1970 / USA / 58 min. / 16mm

Br. David Darst Center, 2834 S. Normal Ave.
Sunday, April 30, 2017 at 4pm
Free admission

Panel discussion with Rosalie Riegle, Bill Sell, and Thom Clark.

To commemorate the one-year anniversary of the death of Father Daniel Berrigan, South Side Projections and the Br. David Darst Center present a rare screening of the 1970 public television documentary The Holy Outlaw (58 min., 16mm courtesy of the Reserve Film and Video Collection of The New York Public Library for the Performing Arts).

Berrigan, a Jesuit priest, was one of the Catonsville Nine, a group of Catholic activists who broke into the draft board office of Catonsville, Maryland in May 1968, stole hundreds of draft cards, burned them, and waited to be arrested. After being sentenced to four years in prison, Berrigan went underground, evading the FBI for several months. While in hiding, he delivered sermons and speeches and appeared in Lee Lockwood’s documentary, which was broadcast on National Educational Television a month after he was apprehended. The film also contains interviews with Howard Zinn, members of the Milwaukee 14, theologians, and other activists.

The screening takes place at the Br. David Darst Center, which was named in honor of another member of the Catonsville Nine, and the post-screening panel discussion includes author Rosalie Riegle along with Thom Clark and Bill Sell—the latter two who participated in actions to destroy draft board records in Evanston and Milwaukee, respectively.


Thom Clark is co-host of the weekly Live from the Heartland radio show on Loyola’s WLUW 88.7 FM. He is on the steering committee of Network 49, an independent political organization of the 49th Ward in Rogers Park. He was president & co-founder of the Community Media Workshop (now Public Narrative) and taught in the graduate journalism program at Columbia College Chicago.

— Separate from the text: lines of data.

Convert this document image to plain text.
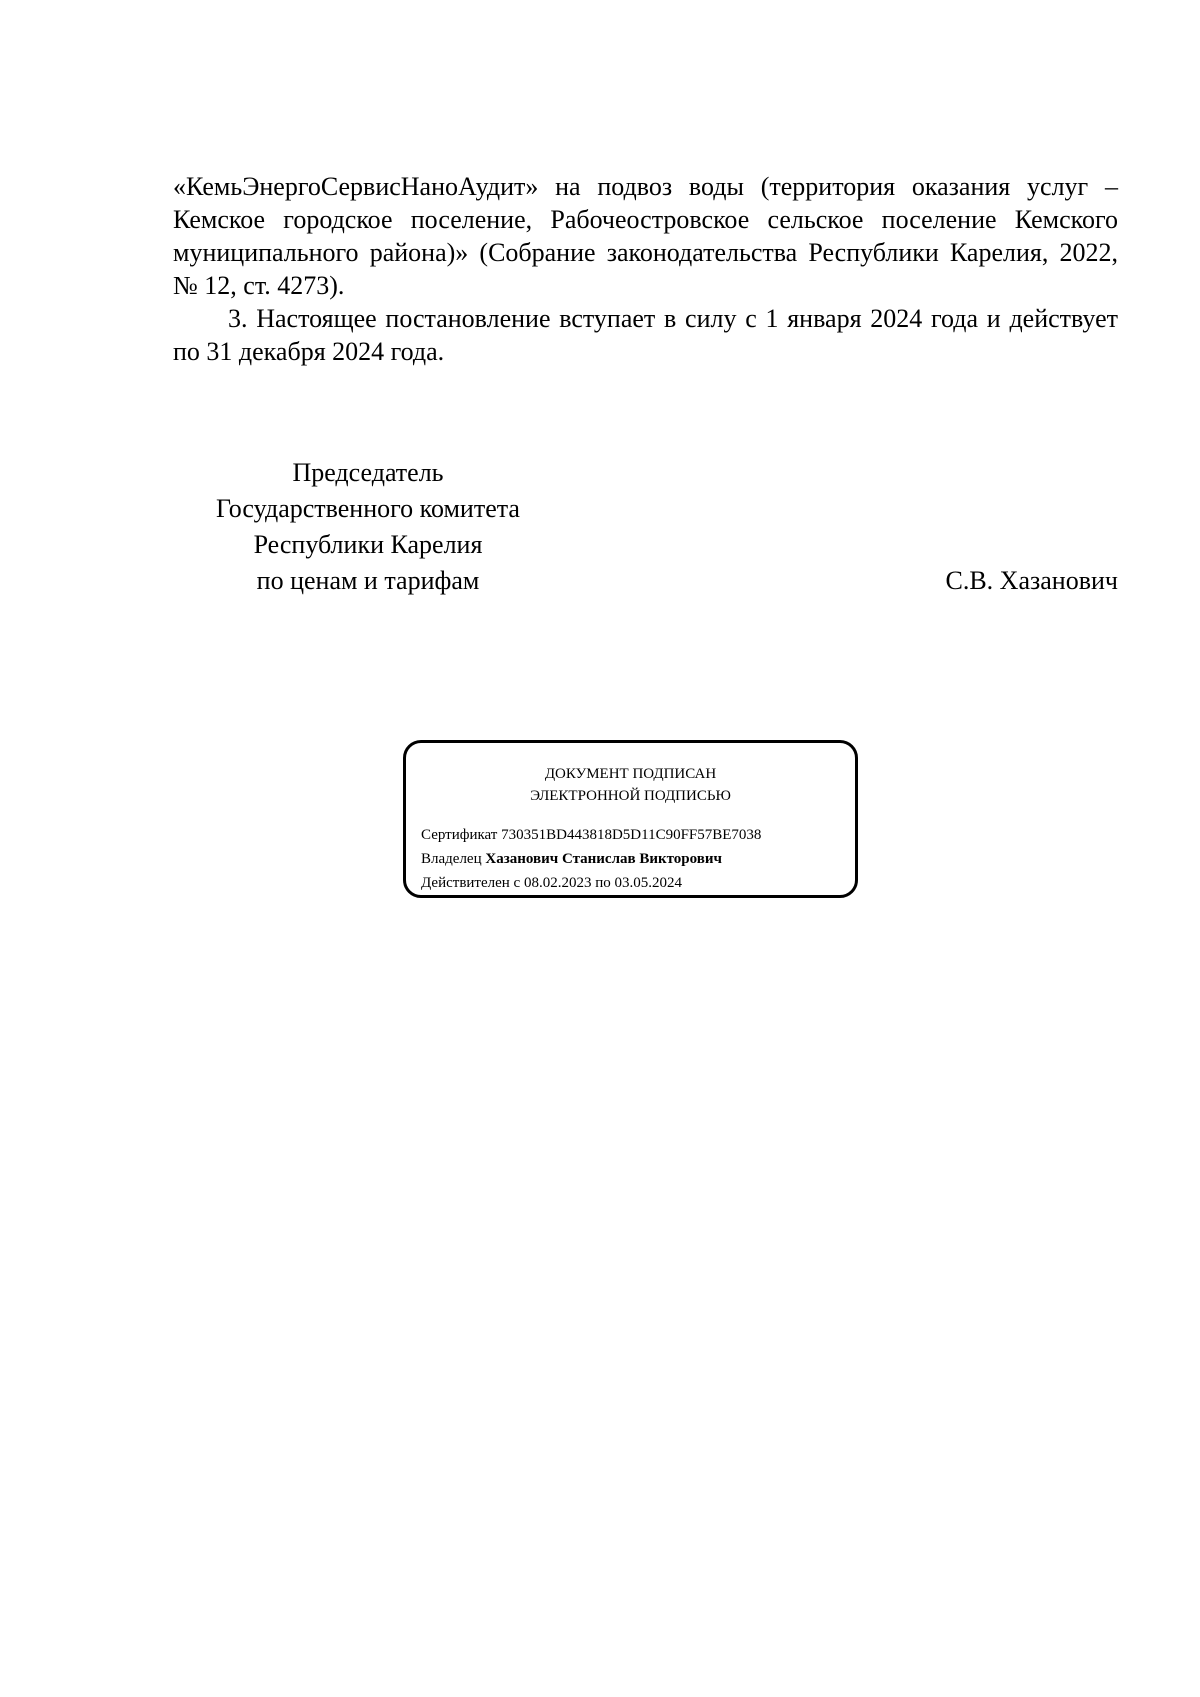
«КемьЭнергоСервисНаноАудит» на подвоз воды (территория оказания услуг – Кемское городское поселение, Рабочеостровское сельское поселение Кемского муниципального района)» (Собрание законодательства Республики Карелия, 2022, № 12, ст. 4273).

3. Настоящее постановление вступает в силу с 1 января 2024 года и действует по 31 декабря 2024 года.

Председатель
Государственного комитета
Республики Карелия
по ценам и тарифам	С.В. Хазанович
ДОКУМЕНТ ПОДПИСАН
ЭЛЕКТРОННОЙ ПОДПИСЬЮ
Сертификат 730351BD443818D5D11C90FF57BE7038
Владелец Хазанович Станислав Викторович
Действителен с 08.02.2023 по 03.05.2024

Thom hosted a weekly Community Media & You CAN TV cable show for eight years and co-hosted the weekly WNUA radio show City Voices for 15 years. On April 29, 1971, Thom and three colleagues poured blood on 500 draft board records in Evanston, Illinois. They successfully defended themselves in federal court, gaining acquittals from a jury on three counts and later winning the fourth conspiracy count on appeal.

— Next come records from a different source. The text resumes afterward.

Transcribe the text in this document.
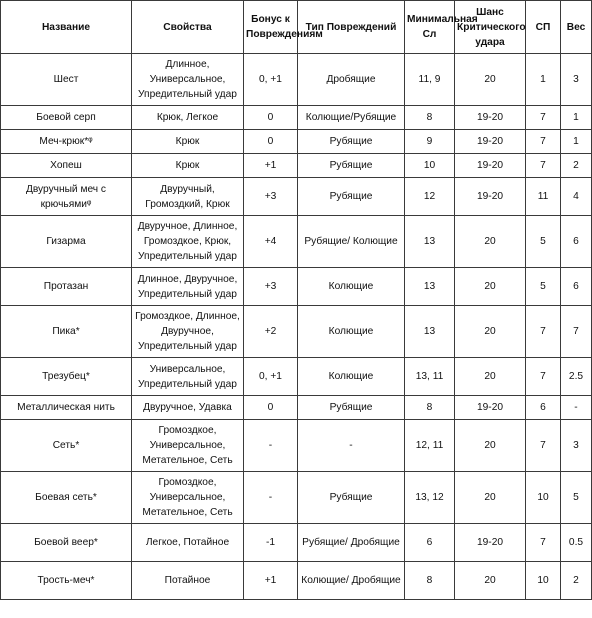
Название	Свойства	Бонус к Повреждениям	Тип Повреждений	Минимальная Сл	Шанс Критического удара	СП	Вес
Шест	Длинное, Универсальное, Упредительный удар	0, +1	Дробящие	11, 9	20	1	3
Боевой серп	Крюк, Легкое	0	Колющие/Рубящие	8	19-20	7	1
Меч-крюк*ᵠ	Крюк	0	Рубящие	9	19-20	7	1
Хопеш	Крюк	+1	Рубящие	10	19-20	7	2
Двуручный меч с крючьямиᵠ	Двуручный, Громоздкий, Крюк	+3	Рубящие	12	19-20	11	4
Гизарма	Двуручное, Длинное, Громоздкое, Крюк, Упредительный удар	+4	Рубящие/ Колющие	13	20	5	6
Протазан	Длинное, Двуручное, Упредительный удар	+3	Колющие	13	20	5	6
Пика*	Громоздкое, Длинное, Двуручное, Упредительный удар	+2	Колющие	13	20	7	7
Трезубец*	Универсальное, Упредительный удар	0, +1	Колющие	13, 11	20	7	2.5
Металлическая нить	Двуручное, Удавка	0	Рубящие	8	19-20	6	-
Сеть*	Громоздкое, Универсальное, Метательное, Сеть	-	-	12, 11	20	7	3
Боевая сеть*	Громоздкое, Универсальное, Метательное, Сеть	-	Рубящие	13, 12	20	10	5
Боевой веер*	Легкое, Потайное	-1	Рубящие/ Дробящие	6	19-20	7	0.5
Трость-меч*	Потайное	+1	Колющие/ Дробящие	8	20	10	2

Rosalie Riegle is a retired academic, a grandmother of seven, and an oral historian with an abiding interest in the Catholic Worker movement. Her latest books explore nonviolent direct action against war and militarism and include several narrators who, like the late Fr. Dan Berrigan, were imprisoned during the Vietnam war for following a conscience that yelled an anguished no.

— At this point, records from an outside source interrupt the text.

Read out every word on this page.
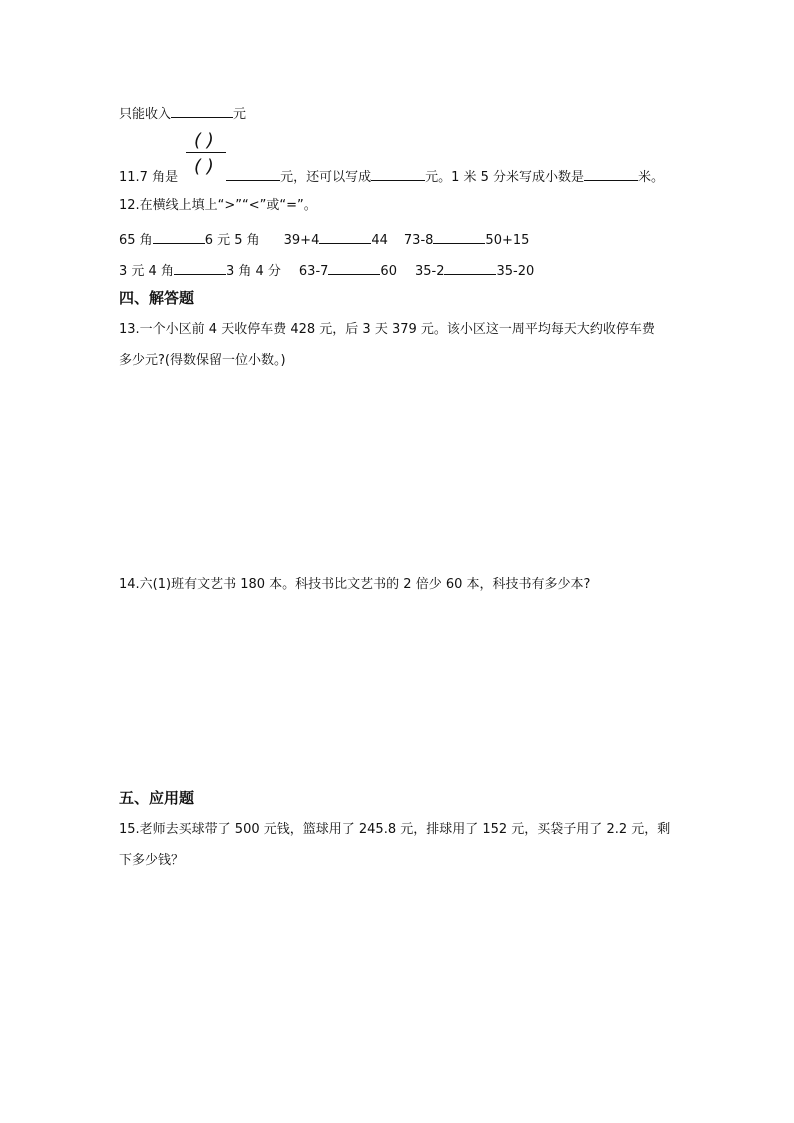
只能收入	元
( )
( )
11.7 角是	元，还可以写成	元。1 米 5 分米写成小数是	米。
12.在横线上填上“>”“<”或“=”。
65 角	6 元 5 角 39+4	44 73-8	50+15
3 元 4 角	3 角 4 分 63-7	60 35-2	35-20
四、解答题
13.一个小区前 4 天收停车费 428 元，后 3 天 379 元。该小区这一周平均每天大约收停车费
多少元?(得数保留一位小数。)
14.六(1)班有文艺书 180 本。科技书比文艺书的 2 倍少 60 本，科技书有多少本?
五、应用题
15.老师去买球带了 500 元钱，篮球用了 245.8 元，排球用了 152 元，买袋子用了 2.2 元，剩
下多少钱？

Bill Sell received Master’s degrees in philosophy and theology from Catholic University of America. His interests are drawn to environmental concerns and racism, particularly in public transportation. A lifelong street protester for civil rights and antiwar efforts, Bill has long admired Dorothy Day and the Milwaukee Catholic Worker. In 1968, he was involved in the planning and execution of the Milwaukee 14, the first Midwest draft file destruction.


The Brother David Darst Center is a social justice education center located in Bridgeport. Founded in 2002 as a ministry of the De LaSalle Christian Brothers, the Darst Center is unique in providing opportunities for youth and young adults to see more clearly the faces pushed to the margins of our society. In addition to gaining greater awareness of others, participating youth and young adults are challenged to respond to the many needs of our world as discovered and explored through Darst Center programs. It is our hope that, through participation in Darst Center programs, young people feel inspired to respond to the many needs of the world around them.